The Temple Institute: Temple Talk: Nissan 12, 5766/April 24, 2006

"And the L-rd brought us forth out of Egypt..." (Deuteronomy 26:8)

As layl haseder, the first night of Passover approaches, we are all busy extricating the last grains of chametz - leavened crumbs - in our possession. But as we bear down on these hapless crumbs, which symbolize our own tendency towards an exaggerated sense of self importance, we must keep one thing in mind: perspective.

For perspective was really what that first pesach - passover - offering in Egypt was about. By bringing a lamb into their homes to be slaughtered and eaten, the children of Israel were communicating a three-way message: to the Egyptians they were saying: "Perspective! This lamb is not a deity. But the Holy One, the Creator of all living things has commanded us to take this lamb and prepare it as an offering unto Him." To themselves they were likewise saying: "Perspective! The Egyptians can neither harm us, nor keep us in perpetual slavery, as long as we cast our lot with G-d, by fulfilling His commandment." And to G-d Himself they were saying: "We are ready to step forth from bondage by cleaving to You. We are ready to accept the yoke of freedom by performing Your word."

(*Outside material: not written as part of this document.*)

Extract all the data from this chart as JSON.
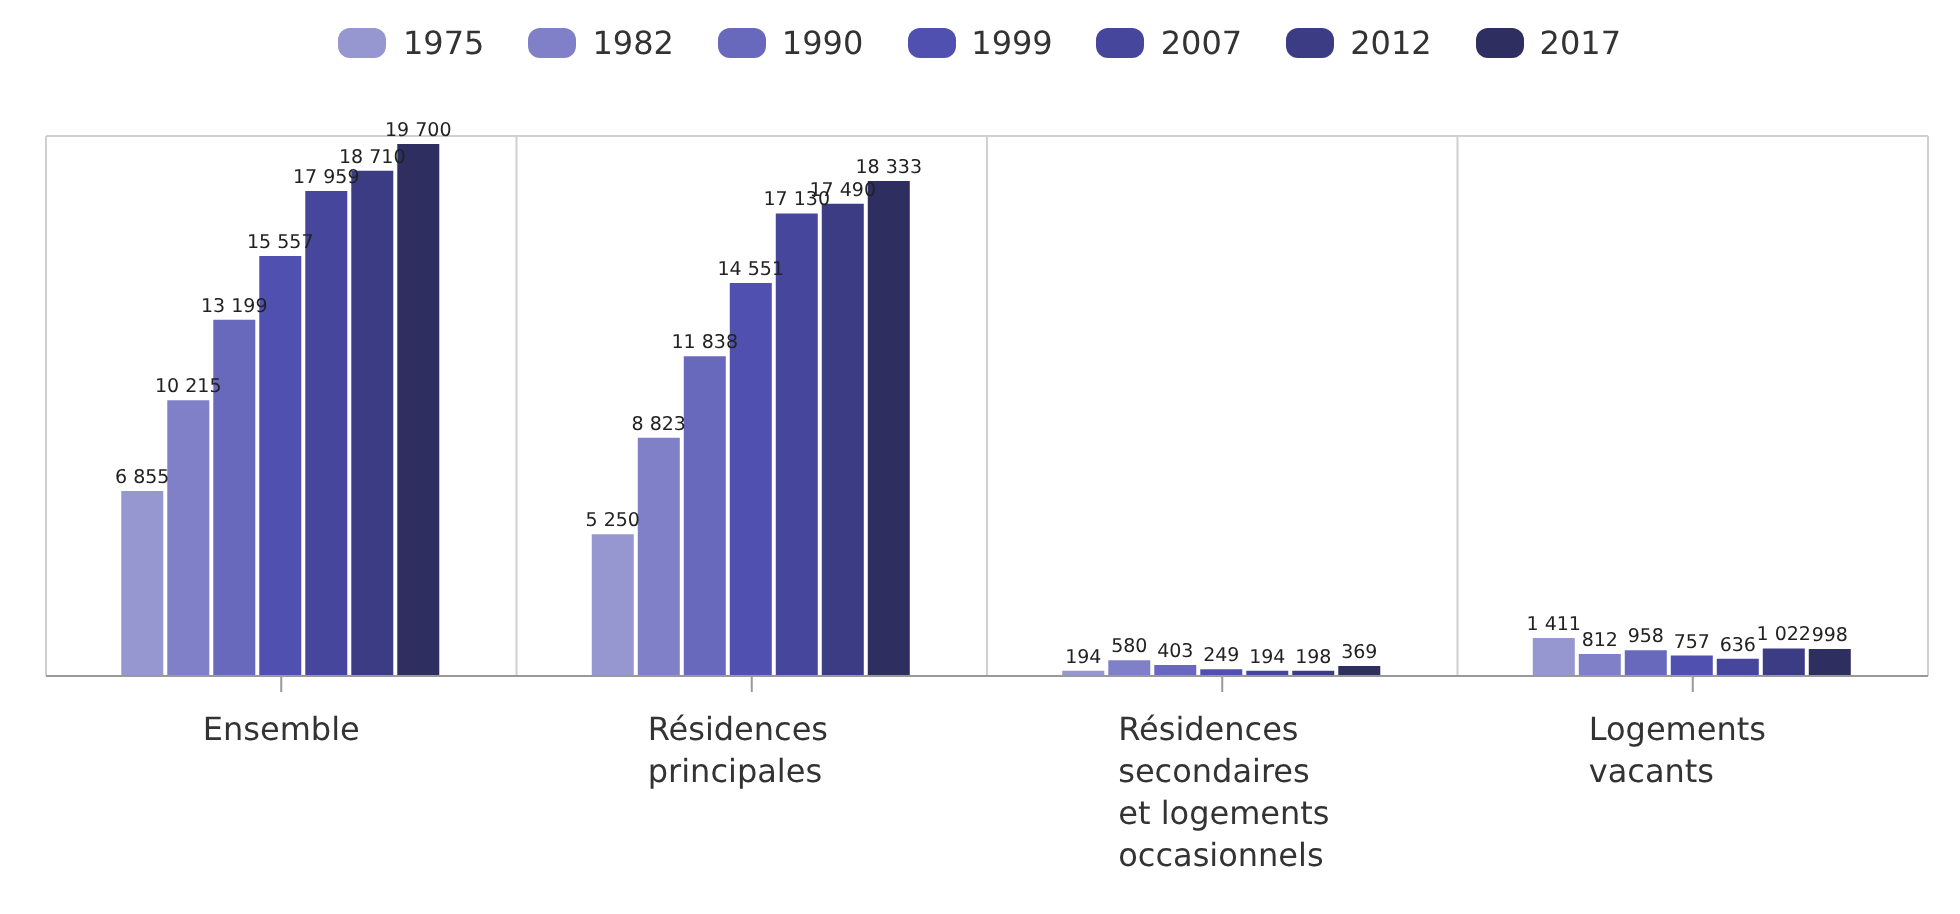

Scouring our house for chametz as an act of spring cleaning may be worthy in and of itself, but it falls short of being life-changing or earth-shattering. Searching our souls for the sake of combatting our own false pride and haughtiness may be a noble act of self-improvement. But unless that effort is aimed toward achieving a purpose greater than the sum of our own individual selves, it is little more than vanity. In a world that worships the individual, we must never forget that it was G-d who "brought us forth out of Egypt" in order that we should serve Him. Our efforts at self-improvement, our striving for freedom are all for naught, if we do not see these goals as being attainable only in the service of G-d.

Preparing ourselves, and bringing the passover offering is no less of an imperative today that it was for our forefathers in Egypt. Complacency is no less of a shackle around our soul today that it was in Egypt. Pragmatism today, as then, is no more and no less than a speck of chametz attached to our heart, diverting us, and keeping us from true freedom. Leaving Egypt meant never going back. We indulge our complacency and self-satisfied sense of pragmatism at our own risk. For we are either in Egypt serving others, or outside of Egypt, serving G-d. The passover offering symbolizes our selfless dedication to Hashem: removing the chametz of our self-importance, and bending our will toward His. G-d brought us forth "with a mighty hand and with an outstretched arm; with great terror and with signs and with wonders." (Deuteronomy 26:8) What are we ready to do for Him?